Vertigo Maze der Semperoper ist das Kontrastprogramm. Foto: Veranstalter |
Doch die 2017-er Version ist erweitert. Erst ertönt es ein Cover-Version mit fast lieblicher Stimme, dann grummelt Gabriel selbst in den Tiefen der Depression herum. Damit hat Schröder auf einfache Weise zwei Bearbeitungen ein- und desselben Themas geliefert, die mit ihren Nuancen die unterschiedlichen Ausdrucksmöglichkeiten des Tanz deutlich macht.
Damit bewegt sich der Abend auf modernen Tanz hin und folgt einer eigenen Dramaturgie. Neoklassische Elemente sind im zweiten Teil nur noch bei genauem Hinschauen zu entdecken.
"Vertigo Maze" mit Raquel Martinez Vicente und Jon Vallejo vom Ballett der Semperoper lebt von einem deutlichen Kontrast. Der Gegensatz von meditativer Musik und schnellen, raumgreifenden Bewegungen erzeugt eine Spannung und Neugier. Das, was Bach sein soll, klingt eher wie Stockhausen. Aus dem Miteinander des Pas de deux wird immer wieder ein Solo und dann wieder ein pas de deux.
Ähnliche Motive finden sich in "Der Tod und das Mädchen" vom Ballett das Mainfrankentheaters Würzburg. Trotz des schweren Thema legen Kaori Morito und Leonam Santos eine Choreographie vor, die man durchaus als lyrisch bezeichnen. Weich und sanft sind die ersten Assoziationen zu diesem Pas de deux.

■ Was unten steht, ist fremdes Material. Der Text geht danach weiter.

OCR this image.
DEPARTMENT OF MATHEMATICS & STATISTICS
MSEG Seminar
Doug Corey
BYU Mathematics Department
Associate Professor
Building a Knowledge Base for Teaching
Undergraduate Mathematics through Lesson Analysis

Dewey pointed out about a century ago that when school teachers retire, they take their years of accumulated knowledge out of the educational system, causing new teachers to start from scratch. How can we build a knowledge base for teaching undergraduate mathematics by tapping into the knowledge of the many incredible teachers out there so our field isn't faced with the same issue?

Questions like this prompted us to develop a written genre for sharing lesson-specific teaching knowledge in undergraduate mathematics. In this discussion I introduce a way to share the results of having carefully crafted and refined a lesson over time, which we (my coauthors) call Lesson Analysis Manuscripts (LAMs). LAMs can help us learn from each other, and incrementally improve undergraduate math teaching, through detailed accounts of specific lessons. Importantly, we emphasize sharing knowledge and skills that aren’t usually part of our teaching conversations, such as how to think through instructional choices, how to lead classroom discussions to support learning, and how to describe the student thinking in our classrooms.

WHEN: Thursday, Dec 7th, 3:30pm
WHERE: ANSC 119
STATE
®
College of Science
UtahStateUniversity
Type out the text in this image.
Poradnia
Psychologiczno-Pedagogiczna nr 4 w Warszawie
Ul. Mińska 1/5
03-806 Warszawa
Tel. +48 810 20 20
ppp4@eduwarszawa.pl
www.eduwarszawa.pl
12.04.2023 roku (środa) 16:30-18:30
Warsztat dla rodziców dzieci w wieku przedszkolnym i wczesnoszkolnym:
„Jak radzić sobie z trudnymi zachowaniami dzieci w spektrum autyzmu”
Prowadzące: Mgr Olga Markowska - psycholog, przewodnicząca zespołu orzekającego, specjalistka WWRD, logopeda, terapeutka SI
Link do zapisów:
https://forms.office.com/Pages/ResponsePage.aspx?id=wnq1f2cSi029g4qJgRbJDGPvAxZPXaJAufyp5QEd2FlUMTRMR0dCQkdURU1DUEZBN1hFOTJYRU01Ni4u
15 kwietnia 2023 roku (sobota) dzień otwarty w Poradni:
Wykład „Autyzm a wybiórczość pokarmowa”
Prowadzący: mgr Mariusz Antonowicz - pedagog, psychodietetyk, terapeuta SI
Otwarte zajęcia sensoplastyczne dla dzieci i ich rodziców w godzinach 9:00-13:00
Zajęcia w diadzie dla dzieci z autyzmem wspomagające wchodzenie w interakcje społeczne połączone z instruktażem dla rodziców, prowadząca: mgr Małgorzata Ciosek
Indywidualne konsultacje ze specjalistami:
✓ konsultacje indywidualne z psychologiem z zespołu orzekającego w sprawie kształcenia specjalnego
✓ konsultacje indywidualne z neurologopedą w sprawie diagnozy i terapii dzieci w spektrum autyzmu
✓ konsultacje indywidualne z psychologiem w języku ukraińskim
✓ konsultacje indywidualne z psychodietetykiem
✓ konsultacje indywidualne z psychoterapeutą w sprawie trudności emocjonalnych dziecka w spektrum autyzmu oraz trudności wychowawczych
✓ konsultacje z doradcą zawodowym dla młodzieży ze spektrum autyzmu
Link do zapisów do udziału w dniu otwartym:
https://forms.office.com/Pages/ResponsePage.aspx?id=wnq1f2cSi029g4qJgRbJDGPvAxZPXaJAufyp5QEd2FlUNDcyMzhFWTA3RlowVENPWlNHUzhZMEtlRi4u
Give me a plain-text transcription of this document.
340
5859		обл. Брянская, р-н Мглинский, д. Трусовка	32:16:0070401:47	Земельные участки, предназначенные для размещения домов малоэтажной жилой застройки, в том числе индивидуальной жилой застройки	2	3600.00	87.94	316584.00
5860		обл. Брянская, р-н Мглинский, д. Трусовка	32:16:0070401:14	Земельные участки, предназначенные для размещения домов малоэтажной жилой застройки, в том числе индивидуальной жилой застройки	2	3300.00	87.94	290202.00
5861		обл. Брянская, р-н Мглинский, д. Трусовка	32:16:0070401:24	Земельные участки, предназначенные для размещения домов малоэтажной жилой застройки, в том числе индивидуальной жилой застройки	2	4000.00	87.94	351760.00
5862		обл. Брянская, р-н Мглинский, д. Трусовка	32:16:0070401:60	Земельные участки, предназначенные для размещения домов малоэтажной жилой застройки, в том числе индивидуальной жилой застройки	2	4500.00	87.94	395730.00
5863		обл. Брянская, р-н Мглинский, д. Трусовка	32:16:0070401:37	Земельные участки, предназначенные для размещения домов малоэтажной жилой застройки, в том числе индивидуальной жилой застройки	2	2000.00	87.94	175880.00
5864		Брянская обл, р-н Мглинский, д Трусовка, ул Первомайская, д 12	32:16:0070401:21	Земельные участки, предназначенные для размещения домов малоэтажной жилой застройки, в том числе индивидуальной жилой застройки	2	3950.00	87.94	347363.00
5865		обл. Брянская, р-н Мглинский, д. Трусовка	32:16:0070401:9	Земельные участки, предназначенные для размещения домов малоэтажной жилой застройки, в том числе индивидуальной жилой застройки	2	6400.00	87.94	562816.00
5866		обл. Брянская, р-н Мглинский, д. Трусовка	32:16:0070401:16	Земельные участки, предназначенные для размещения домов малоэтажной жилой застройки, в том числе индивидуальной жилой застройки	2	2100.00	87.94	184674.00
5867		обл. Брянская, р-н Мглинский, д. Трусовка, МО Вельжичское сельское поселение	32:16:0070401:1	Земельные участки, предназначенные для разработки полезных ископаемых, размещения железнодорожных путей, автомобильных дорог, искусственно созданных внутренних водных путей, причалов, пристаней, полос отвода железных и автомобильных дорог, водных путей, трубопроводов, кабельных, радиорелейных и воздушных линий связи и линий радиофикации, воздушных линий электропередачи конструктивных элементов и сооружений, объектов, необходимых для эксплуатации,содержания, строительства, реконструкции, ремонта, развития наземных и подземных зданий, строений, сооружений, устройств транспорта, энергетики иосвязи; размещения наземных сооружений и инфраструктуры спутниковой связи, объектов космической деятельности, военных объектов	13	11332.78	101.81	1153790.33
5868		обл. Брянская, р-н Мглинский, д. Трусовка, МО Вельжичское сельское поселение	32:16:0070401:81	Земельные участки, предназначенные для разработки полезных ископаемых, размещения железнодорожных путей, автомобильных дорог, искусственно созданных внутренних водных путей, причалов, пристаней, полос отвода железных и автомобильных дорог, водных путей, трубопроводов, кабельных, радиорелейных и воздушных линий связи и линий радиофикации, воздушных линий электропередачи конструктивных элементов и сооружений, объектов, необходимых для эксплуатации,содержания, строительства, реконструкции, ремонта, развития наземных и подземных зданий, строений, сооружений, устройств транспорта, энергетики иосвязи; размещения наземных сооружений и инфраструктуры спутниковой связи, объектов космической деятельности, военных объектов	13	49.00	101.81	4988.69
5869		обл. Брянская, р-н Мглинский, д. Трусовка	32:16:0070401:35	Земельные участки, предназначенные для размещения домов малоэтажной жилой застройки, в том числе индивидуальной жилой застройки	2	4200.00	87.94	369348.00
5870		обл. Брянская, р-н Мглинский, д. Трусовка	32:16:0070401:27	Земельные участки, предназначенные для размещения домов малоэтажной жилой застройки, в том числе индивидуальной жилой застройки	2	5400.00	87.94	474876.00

Es ist aber durchaus erkennbar, das Nordhausens Ballettchef Ivan Alboresi lang mit diesem Ensemble gearbeitet hat. Die Choreographie vereint klassische Figuren und modernen Ausdruck. Die Lyrik weicht dann aber der Hektik, die Schritte werden raumgreifend und die Tänzer durchmessen die Bühne, um zum Schluss wieder in geordnete Bahnen zu gelangen
Schwanensee vom TN Los! überzeugt auch auf der großen Bühne der Schlossfestspiele. Foto: Veranstalter |
Bewegung ist das Thema und es ist die erste Choreographie an diesem Abend, die das Licht ganz sichtbar als Gestaltungsmittel einsetzt. Es wechselt von Fluter auf Spot und zurück. Mit ihren vielen Hebefiguren erzeugen die Tänzerin und der Tänzer spektakuläre Bilder und viele Wooow-Momente. Das Publikum versinkt geradezu in der andächtigen Betrachtung.
Abschluss und Höhepunkt bilden dann die sieben Choreographien der Hausherren. Auch wenn sie im Laufe des vergangenen Jahres so am Theater Nordhausen gezeigt worden, locken sie immer noch Erstaunen hervor. Zusehen sind Ausschnitte aus vier Stücken und alle eint eins. Ivan Alboresi ist Ästhetik durch und durch, ihm liegt nicht viel an der Erzählung einer Handlung. Es ist deutlich, dass es hier um den Reiz der Bewegung geht, um dieses Spannungsfeld aus Abstraktion und archaischen Werkzeug Körper.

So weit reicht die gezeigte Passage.